The First Mindfulness Training reminds us to practice protecting life and not to kill. This is a practice that is intended to remind us of violence both small and large. As with each of the Mindfulness Trainings, it’s intended not to be an absolute but a path to walk on. …
When we practice the First Mindfulness Training, we strengthen our eyes of interbeing. Our look has to be wide and open so that we can see without being caught in ideologies and dogmas. We can see that when we kill someone we kill ourselves. When we meet someone we think of as an enemy, we tend to think that we need to protect ourselves, and that hurting the other person will help keep us safe. But hurting another person doesn’t keep us safe. We may think the only way to be safe is to attack the other person. But hurting or killing the person we think of as our enemy will only make more enemies. We have to understand our own anger and suffering and help the person we think of as our enemy to alleviate his or her own suffering. Violence can’t end suffering. Only understanding and love can transform suffering. …
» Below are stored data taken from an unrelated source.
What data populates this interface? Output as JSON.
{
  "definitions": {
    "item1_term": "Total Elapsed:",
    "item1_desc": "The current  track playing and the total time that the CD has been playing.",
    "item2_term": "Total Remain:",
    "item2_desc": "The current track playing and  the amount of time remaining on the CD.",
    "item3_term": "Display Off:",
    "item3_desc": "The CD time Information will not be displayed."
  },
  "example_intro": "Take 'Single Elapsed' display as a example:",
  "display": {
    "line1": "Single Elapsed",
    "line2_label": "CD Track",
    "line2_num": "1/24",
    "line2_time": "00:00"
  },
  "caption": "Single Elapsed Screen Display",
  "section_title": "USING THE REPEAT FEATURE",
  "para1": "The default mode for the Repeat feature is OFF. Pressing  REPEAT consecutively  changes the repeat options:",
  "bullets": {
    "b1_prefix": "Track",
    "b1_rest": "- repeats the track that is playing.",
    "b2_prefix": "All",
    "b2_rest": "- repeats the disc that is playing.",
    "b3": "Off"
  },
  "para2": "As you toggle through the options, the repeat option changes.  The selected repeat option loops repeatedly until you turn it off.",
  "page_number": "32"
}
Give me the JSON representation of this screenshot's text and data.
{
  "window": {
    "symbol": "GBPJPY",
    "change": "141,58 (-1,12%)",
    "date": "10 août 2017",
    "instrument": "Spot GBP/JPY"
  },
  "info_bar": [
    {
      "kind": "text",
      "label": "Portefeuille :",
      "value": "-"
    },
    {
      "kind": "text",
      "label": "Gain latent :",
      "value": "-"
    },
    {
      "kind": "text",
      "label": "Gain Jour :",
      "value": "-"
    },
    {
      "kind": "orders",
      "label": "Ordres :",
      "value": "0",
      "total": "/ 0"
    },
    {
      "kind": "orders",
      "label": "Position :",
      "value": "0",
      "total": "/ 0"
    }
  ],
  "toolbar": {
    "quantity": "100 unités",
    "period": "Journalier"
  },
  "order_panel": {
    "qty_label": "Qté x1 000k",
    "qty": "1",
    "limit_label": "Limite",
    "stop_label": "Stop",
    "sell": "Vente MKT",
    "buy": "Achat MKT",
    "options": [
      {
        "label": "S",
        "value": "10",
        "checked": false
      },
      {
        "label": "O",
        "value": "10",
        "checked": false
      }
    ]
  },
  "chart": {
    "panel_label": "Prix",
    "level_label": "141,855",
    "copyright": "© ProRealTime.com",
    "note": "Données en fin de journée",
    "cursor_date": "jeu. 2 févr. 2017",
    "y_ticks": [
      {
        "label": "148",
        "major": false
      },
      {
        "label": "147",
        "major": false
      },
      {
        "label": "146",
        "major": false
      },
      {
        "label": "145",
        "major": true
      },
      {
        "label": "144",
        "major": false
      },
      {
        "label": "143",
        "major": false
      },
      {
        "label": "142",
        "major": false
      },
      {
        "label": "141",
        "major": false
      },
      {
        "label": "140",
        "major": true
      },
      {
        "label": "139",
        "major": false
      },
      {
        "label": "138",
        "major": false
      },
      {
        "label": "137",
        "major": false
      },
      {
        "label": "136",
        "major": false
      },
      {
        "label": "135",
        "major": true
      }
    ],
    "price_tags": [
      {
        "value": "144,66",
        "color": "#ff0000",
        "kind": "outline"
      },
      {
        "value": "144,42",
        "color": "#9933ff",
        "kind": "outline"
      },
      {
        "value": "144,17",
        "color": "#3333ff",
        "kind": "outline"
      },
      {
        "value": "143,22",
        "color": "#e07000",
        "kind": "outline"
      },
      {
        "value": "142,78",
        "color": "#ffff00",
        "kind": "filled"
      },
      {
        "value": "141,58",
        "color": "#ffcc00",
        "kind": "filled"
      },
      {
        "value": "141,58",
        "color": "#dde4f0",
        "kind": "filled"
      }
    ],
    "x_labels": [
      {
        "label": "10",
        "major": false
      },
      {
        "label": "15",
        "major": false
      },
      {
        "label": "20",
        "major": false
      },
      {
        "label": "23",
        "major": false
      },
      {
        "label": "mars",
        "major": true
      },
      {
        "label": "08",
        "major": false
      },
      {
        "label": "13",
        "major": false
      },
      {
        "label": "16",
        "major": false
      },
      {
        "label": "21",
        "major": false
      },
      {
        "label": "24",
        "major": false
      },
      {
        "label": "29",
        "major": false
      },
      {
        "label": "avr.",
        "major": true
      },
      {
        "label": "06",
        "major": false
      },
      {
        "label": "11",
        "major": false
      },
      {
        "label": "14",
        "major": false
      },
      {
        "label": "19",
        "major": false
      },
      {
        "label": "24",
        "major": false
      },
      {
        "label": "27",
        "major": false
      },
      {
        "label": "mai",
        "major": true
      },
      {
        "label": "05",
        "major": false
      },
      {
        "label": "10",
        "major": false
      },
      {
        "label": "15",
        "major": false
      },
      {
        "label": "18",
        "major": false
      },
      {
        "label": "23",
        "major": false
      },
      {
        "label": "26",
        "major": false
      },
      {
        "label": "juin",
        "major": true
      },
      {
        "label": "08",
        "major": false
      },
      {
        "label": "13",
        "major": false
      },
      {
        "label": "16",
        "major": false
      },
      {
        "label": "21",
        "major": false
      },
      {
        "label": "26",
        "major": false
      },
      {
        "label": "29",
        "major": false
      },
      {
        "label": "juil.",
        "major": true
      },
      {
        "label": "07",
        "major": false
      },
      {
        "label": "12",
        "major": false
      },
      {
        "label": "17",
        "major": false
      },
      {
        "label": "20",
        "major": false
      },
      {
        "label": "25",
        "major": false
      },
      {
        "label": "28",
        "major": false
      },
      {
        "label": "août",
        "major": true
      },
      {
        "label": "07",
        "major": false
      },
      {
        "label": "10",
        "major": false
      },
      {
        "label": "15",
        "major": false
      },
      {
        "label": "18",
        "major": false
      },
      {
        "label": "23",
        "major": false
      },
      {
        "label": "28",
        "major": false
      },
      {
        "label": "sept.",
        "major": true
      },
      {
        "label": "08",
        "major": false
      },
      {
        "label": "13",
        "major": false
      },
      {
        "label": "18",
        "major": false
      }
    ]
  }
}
Prayer or good intention is not enough to change an angry or violent situation. The First Mindfulness Training is a reminder that you have to practice, to train yourself to lessen violence through understanding. You can do this by practicing mindfulness. Practicing mindfulness means that instead of reacting to whatever stimulus is around us or provokes us, we go back to our breathing, we calm our body, we stop our thinking, and we bring the mind home to the body in the present moment. We become more aware of our motivations, our thoughts, our actions and their consequences, and the way we speak to others. We understand ourselves better. We see our part in the situation and we see that we may be harboring misperceptions about the other person or group. With this clearer view, we see that the others are human beings like us with very much the same feelings, motivations, and concerns.